The buyer profile for integrated luxury townshipspuneville is also different today. These are not HNIs hailing from families with protracted histories of wealth – they are young, self-made entrepreneurs, the corporate upper management cadre and high-placed Information Technology professionals.

This new breed of luxury home buyers is not swayed by impressive addresses and the other factors which dictated how luxury was interpreted in the past. They are looking for the aspects that spell genuine luxury today – convenience, safety, reliable water and electricity supply, modern recreational facilities, on-the-spot availability to essential services like hospitals, schools and shopping, and good internal and external connectivity.

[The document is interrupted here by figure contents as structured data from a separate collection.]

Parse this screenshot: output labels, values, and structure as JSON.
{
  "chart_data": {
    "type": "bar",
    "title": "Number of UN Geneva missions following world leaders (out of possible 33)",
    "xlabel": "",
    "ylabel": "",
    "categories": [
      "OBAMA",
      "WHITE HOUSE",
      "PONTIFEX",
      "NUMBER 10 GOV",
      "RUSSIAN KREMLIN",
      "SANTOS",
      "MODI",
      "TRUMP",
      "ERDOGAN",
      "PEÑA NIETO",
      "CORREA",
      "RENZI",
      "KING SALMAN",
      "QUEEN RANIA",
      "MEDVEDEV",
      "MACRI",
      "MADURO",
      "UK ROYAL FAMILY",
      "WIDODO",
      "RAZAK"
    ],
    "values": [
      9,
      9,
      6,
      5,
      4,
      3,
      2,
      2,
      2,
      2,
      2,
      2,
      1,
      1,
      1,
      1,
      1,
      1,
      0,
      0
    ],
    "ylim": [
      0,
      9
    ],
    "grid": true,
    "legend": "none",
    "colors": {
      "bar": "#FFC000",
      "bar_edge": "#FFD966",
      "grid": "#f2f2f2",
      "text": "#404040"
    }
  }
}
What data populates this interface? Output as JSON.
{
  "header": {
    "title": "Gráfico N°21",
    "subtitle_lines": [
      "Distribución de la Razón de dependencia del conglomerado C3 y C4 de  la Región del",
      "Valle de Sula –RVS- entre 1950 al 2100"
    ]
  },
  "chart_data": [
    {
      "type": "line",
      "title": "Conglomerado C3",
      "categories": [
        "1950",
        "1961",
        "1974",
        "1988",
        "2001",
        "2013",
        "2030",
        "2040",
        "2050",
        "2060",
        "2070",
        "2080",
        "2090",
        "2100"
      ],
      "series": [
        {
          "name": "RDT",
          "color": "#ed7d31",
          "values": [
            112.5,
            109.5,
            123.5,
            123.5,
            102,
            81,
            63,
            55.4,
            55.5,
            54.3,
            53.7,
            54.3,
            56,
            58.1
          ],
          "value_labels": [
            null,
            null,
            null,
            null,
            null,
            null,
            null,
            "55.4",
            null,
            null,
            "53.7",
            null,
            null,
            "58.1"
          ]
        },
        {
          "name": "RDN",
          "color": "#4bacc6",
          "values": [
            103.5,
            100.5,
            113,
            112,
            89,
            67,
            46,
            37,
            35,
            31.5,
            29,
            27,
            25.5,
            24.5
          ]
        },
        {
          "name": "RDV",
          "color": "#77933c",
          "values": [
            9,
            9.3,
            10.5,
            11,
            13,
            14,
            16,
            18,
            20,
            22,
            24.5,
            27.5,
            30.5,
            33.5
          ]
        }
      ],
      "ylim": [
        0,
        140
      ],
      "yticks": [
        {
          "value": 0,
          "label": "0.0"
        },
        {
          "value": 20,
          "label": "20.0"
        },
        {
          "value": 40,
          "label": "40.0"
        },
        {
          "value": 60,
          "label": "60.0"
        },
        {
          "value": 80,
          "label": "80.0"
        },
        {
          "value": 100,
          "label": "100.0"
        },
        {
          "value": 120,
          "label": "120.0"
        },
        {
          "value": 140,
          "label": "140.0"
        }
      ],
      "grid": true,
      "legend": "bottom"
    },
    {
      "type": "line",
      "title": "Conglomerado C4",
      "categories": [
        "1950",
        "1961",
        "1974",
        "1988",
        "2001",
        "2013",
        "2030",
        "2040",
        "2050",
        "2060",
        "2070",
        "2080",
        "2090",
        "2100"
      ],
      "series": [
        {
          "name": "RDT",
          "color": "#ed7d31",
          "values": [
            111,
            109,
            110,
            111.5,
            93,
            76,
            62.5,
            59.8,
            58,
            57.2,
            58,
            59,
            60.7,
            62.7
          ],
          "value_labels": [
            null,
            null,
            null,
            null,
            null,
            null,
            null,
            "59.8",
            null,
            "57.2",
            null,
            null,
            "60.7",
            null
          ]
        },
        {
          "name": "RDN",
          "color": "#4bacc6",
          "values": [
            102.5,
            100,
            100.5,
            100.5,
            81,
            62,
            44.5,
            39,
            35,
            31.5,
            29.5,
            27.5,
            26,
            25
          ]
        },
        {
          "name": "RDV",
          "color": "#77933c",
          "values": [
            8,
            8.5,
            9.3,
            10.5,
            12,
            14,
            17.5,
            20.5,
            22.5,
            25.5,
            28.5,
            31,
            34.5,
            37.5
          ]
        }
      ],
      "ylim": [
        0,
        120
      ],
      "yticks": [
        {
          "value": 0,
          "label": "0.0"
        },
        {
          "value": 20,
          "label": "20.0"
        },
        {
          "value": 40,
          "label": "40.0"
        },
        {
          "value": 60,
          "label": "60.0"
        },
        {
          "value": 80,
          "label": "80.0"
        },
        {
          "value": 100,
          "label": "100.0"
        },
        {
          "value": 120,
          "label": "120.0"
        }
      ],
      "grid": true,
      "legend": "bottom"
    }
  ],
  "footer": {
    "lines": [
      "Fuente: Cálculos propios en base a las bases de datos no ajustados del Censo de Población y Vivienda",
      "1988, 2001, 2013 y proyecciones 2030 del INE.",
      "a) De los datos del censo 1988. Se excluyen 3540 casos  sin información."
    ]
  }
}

Pharande Vaarivana PuneThey will not spend their hard-earned money on an expensive location but invest in a superior living experience for themselves and their families. Moreover, the traditional CBDs of cities like Pune are no longer the areas which yield the most lucrative jobs – the IT and manufacturing hubs in modern satellite cities like the Pimpri-Chinchwad Municipal Corporation (PCMC) are the next employment hotbeds which are driving both the demand and trend for high-end homes.

This luxury home buyer demographic is highly tech-savvy and environmentally conscious, and attributes a lot of value to ‘smart’ and ‘green’ features – not only at a residence level but at a project level. Again, this is only possible in integrated townships, and this is what has spurred the growth of PCMC’s ultra-modern townships over the last decade.

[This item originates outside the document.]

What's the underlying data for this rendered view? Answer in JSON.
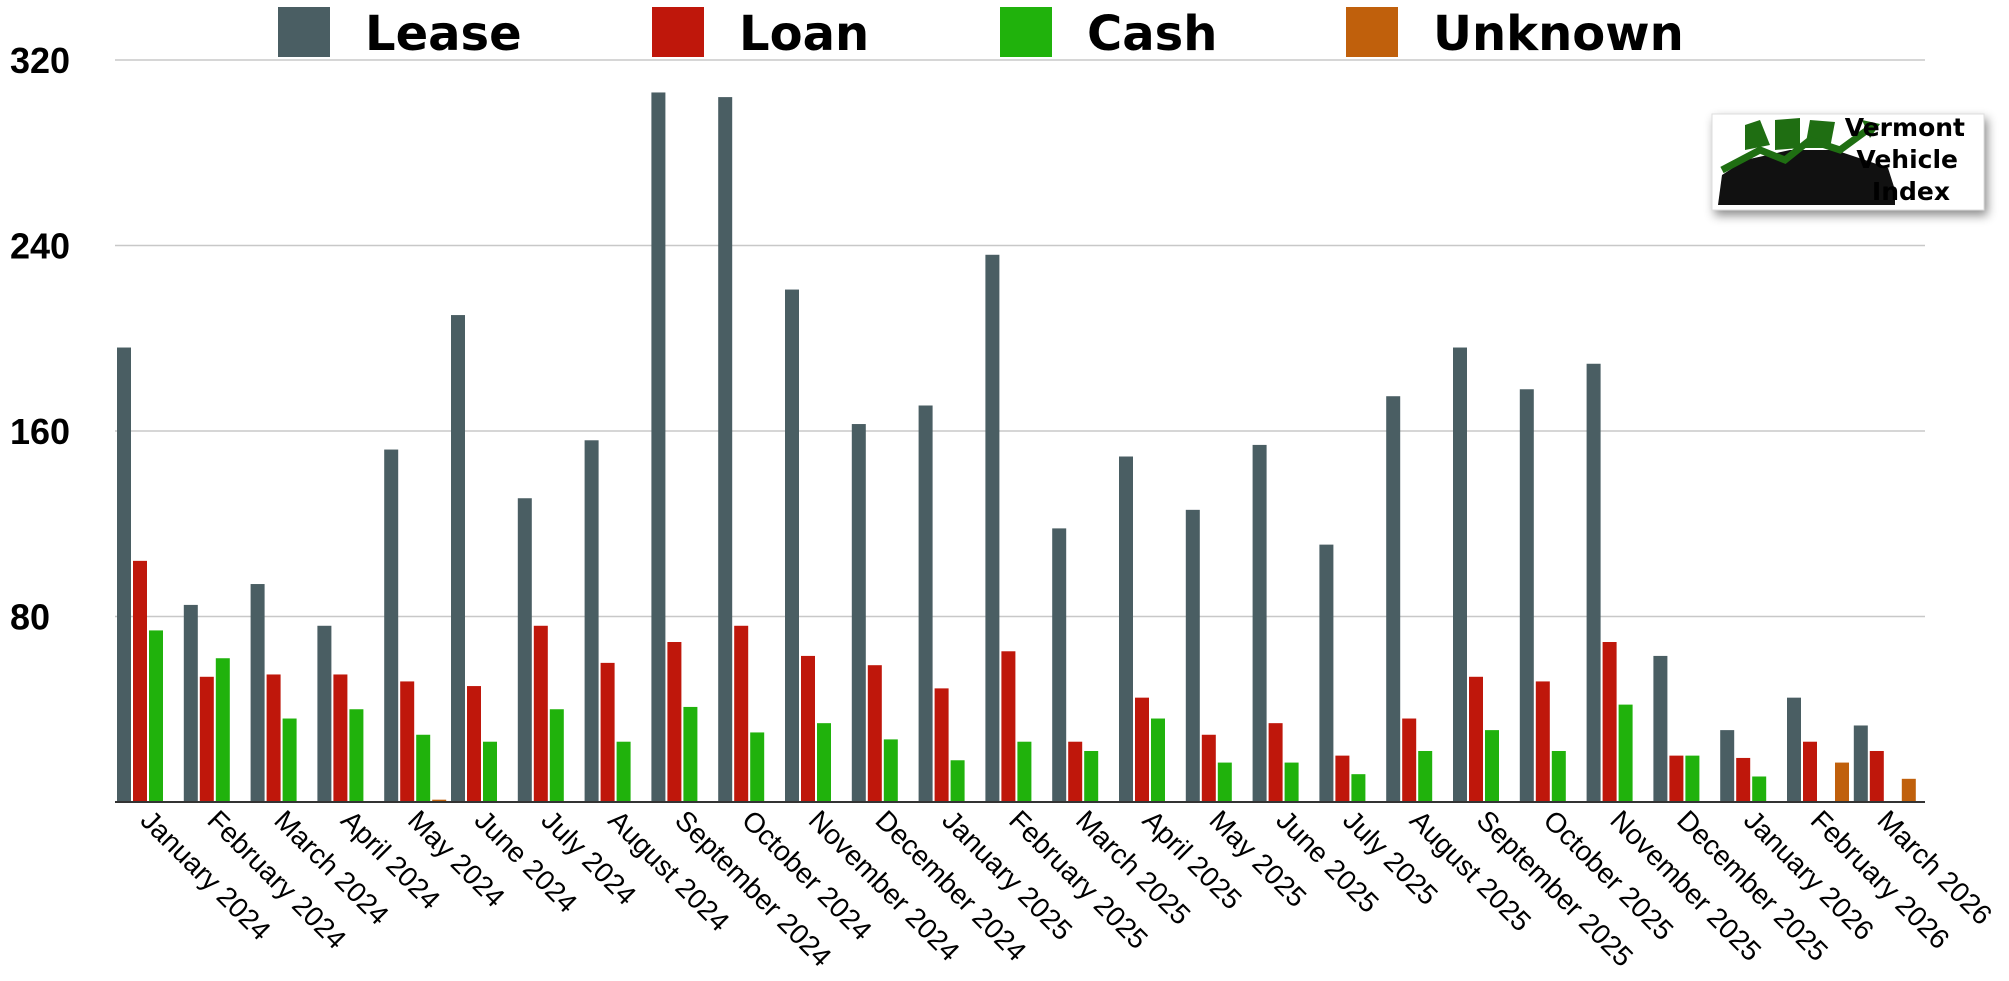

These townships offer their residents:

  • Broad, well-lit internal roads
  • 24×7 water and electricity supply
  • Multiple user parking per unit
  • Multi-level security
  • Green open spaces
  • Conveniences  such as shopping malls, banks, schools and hospitals within the project
  • Easy connectivity to other parts of the city
  • Modern recreational facilities

The best integrated townships also include high-grade commercial spaces and give residents the ultimate luxury – the walk-to-work option. Obviously, this new definition of luxury living provides a stark contrast to the traditional concepts of luxury homes, which was usually tied to a vanity address in an exorbitantly pricey location. Though older luxury buildings in the core areas of cities like Pune are invariably redeveloped into luxury skyscrapers, there is nothing that can be done about the fact that the locations themselves are cramped, polluted, devoid of support infrastructure and often hemmed in by slums and tenements.

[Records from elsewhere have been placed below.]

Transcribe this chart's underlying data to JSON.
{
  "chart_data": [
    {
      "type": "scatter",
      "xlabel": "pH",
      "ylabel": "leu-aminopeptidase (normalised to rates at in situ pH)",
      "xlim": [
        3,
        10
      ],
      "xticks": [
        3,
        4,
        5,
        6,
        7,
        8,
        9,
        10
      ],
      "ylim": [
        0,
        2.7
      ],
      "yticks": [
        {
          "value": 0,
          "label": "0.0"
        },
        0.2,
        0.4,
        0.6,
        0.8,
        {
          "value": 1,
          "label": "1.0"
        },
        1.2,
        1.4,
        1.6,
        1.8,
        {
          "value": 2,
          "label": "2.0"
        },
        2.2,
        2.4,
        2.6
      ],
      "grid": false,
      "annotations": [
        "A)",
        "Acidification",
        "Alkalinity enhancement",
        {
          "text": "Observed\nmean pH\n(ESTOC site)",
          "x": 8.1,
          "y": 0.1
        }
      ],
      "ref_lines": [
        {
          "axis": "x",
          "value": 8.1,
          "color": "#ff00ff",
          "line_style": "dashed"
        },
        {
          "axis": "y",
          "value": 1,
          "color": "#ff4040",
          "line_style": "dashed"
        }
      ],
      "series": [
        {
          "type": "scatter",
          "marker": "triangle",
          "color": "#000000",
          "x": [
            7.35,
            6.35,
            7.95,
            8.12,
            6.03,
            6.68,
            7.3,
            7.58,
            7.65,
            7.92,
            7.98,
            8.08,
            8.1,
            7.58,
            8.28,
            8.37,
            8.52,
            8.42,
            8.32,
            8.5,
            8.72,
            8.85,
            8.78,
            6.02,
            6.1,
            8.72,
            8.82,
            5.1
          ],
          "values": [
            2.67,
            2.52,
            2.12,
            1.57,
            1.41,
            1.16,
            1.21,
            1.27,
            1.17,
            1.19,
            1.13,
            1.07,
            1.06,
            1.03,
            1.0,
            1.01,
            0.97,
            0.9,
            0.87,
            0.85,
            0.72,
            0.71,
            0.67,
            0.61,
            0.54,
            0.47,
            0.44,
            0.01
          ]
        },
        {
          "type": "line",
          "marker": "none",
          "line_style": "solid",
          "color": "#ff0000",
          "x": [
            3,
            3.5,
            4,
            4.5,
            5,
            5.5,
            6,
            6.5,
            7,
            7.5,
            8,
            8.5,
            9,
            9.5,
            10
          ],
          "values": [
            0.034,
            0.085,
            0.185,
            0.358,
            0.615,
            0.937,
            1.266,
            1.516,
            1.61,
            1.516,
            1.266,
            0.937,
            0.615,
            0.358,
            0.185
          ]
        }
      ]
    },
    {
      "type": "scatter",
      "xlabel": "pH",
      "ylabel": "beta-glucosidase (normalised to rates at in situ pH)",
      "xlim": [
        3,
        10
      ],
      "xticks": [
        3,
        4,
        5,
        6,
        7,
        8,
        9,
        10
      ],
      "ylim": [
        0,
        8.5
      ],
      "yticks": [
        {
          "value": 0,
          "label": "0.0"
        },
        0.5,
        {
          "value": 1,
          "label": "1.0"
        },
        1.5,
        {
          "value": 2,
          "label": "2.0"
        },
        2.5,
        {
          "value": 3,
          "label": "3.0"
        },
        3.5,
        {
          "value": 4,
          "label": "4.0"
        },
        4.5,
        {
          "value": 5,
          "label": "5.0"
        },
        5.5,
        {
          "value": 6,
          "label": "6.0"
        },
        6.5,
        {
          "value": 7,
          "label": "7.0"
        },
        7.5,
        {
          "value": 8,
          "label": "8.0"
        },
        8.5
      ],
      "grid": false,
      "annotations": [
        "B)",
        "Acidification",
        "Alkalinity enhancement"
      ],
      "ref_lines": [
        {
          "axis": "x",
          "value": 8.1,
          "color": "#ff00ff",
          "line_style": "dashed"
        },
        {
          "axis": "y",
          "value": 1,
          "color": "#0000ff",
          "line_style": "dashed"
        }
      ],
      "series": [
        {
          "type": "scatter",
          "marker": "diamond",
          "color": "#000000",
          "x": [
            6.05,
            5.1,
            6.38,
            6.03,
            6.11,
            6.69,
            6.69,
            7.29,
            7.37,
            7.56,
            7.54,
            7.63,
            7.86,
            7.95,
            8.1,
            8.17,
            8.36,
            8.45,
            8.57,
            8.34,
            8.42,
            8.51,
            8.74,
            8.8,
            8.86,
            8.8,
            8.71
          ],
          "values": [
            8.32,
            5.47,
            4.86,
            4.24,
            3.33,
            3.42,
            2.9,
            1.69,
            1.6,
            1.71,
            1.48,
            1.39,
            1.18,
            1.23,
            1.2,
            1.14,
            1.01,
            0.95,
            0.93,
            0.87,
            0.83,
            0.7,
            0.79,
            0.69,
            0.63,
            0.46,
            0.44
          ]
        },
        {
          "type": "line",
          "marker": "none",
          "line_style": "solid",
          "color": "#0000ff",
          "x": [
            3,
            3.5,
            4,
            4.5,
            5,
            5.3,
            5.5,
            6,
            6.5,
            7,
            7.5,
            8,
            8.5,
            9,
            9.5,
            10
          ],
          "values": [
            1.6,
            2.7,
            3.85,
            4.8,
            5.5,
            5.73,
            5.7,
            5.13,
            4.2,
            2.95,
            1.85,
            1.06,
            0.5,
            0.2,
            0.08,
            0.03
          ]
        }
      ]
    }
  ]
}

While the window view from a luxury home in such a setting is usually one of chaos and urban decay, the corresponding view from a home in an integrated township is one of greenery, orderliness and unpolluted air. No wonder, then, that the younger and smarter generation of luxury home buyers today prefers the benefits of contemporary luxury far away from such areas. Integrated townships are their obvious choice.

About The Author:

Pharande Vaarivana PuneAnil Pharande is Chairman of Pharande Spaces, a leading construction and development firm that develops township properties in Western Pune. Pharande Promoters & Builders, the flagship company of Pharande Spaces and an ISO 9001-2000 certified company, is a pioneer in the PCMC area offering a diverse range of real estate products catering especially to the 42 sectors of Pradhikaran. The luxury township Puneville at Punavale in West Pune is among the company’s latest premium offerings. Woodsville  in Moshi is another highly successful PCMC-based township by Pharande Spaces which is now in its 3rd phase.